Using optical image correlation to quantify the three-dimensional displacement field of historical events: Example from the 1959 Mw 7.2 Hebgen Lake earthquake.

Lucia Andreuttiova, James Hollingsworth, Pieter Vermeesch, Thomas M. Mitchell, & Eric Bergman
Poster Image: 

Poster Presentation

2021 SCEC Annual Meeting, Poster #106, SCEC Contribution #11479 VIEW PDF
Optical image correlation has been previously used to retrieve the ground displacement caused by recent earthquakes. However, applying this method to historical ruptures can be challenging because historical aerial photographs may be affected by film degradation/warping, unknown camera parameters, small ground footprints, and limited and/or variable stereo overlap. These limitations hinder the precise co-registration and orthorectification of images, resulting in corrupted displacement estimates. To address this problem we present a workflow that automatically co-registers, orthorectifies and correlates large numbers of historical images.
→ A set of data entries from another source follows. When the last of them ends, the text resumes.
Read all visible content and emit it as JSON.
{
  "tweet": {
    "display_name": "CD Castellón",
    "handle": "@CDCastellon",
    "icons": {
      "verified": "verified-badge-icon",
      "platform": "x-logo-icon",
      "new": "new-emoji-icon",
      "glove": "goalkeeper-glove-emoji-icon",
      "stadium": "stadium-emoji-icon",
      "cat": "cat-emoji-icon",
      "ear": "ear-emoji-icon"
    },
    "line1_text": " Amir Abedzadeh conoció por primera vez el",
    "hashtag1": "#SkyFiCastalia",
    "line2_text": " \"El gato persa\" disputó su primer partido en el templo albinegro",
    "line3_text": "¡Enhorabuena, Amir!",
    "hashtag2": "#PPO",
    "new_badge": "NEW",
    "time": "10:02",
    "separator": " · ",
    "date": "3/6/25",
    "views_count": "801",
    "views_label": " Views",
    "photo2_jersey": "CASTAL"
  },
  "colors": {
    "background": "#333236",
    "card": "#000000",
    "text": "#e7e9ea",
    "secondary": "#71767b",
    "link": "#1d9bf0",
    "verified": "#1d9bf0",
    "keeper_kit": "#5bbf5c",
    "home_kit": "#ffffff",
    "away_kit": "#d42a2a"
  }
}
The method utilises image correlation and structure-f...rom-motion (SfM) techniques allowing the reconstruction of an internally consistent high-resolution DEM and orthorectified image mosaics, which are then used to calculate the horizontal and vertical components of the surface offset.
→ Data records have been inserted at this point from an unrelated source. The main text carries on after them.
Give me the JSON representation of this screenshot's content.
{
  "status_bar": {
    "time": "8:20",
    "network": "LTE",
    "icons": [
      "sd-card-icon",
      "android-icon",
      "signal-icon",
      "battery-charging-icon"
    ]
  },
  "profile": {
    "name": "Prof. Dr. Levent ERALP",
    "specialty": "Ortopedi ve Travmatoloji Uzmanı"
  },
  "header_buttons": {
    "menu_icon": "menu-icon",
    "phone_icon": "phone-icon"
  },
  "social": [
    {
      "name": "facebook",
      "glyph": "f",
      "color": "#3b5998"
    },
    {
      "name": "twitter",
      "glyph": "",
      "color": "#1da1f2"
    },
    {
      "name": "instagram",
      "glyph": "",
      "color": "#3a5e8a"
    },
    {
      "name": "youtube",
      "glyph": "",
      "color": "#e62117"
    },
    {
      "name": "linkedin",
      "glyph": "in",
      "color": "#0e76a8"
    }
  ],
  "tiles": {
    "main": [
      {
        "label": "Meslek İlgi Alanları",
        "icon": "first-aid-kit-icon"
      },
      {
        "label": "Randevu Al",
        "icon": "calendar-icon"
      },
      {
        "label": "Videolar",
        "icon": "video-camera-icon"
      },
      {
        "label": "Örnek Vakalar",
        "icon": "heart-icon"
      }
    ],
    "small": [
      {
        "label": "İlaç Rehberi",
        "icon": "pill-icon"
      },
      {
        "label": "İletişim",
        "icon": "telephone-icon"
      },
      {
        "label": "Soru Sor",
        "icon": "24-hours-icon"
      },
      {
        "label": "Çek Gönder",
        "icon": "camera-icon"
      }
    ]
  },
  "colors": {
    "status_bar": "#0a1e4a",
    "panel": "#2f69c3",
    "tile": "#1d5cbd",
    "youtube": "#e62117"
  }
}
The Mw 7.2 1959 Hebgen Lake earthquake was one of the 20th century’s largest dip-slip continental earthquakes. It was covered by several sets of high-resolution aerial images, which makes it an ideal site to retrieve three-dimensional offset measurements. The results presented here capture approximately 380 km2 of the fault zone and reveal the EW, NS and vertical components of the near-field and far-field displacement. Our data are systematically higher in comparison to existing studies and field observations. It is possible that this discrepancy reflects an off-fault deformation distributed in the rock volume surrounding the main rupture. Additionally, the surface displacement field retrieved through image correlation reveals two previously unmapped strike-slip surface ruptures, which are inconsistent with the NE-SW directed extension but correlate with aftershocks that occurred two hours after the main event. These ruptures likely accommodate internal deformation related to the changing geometry of the mainshock rupture. This study not only presents new techniques to study historical earthquakes from aerial imagery but also sheds a light on the complex kinematics and geological history of the Hegen Lake rupture as one of a few normal faults events ever studied by the optical image correlation.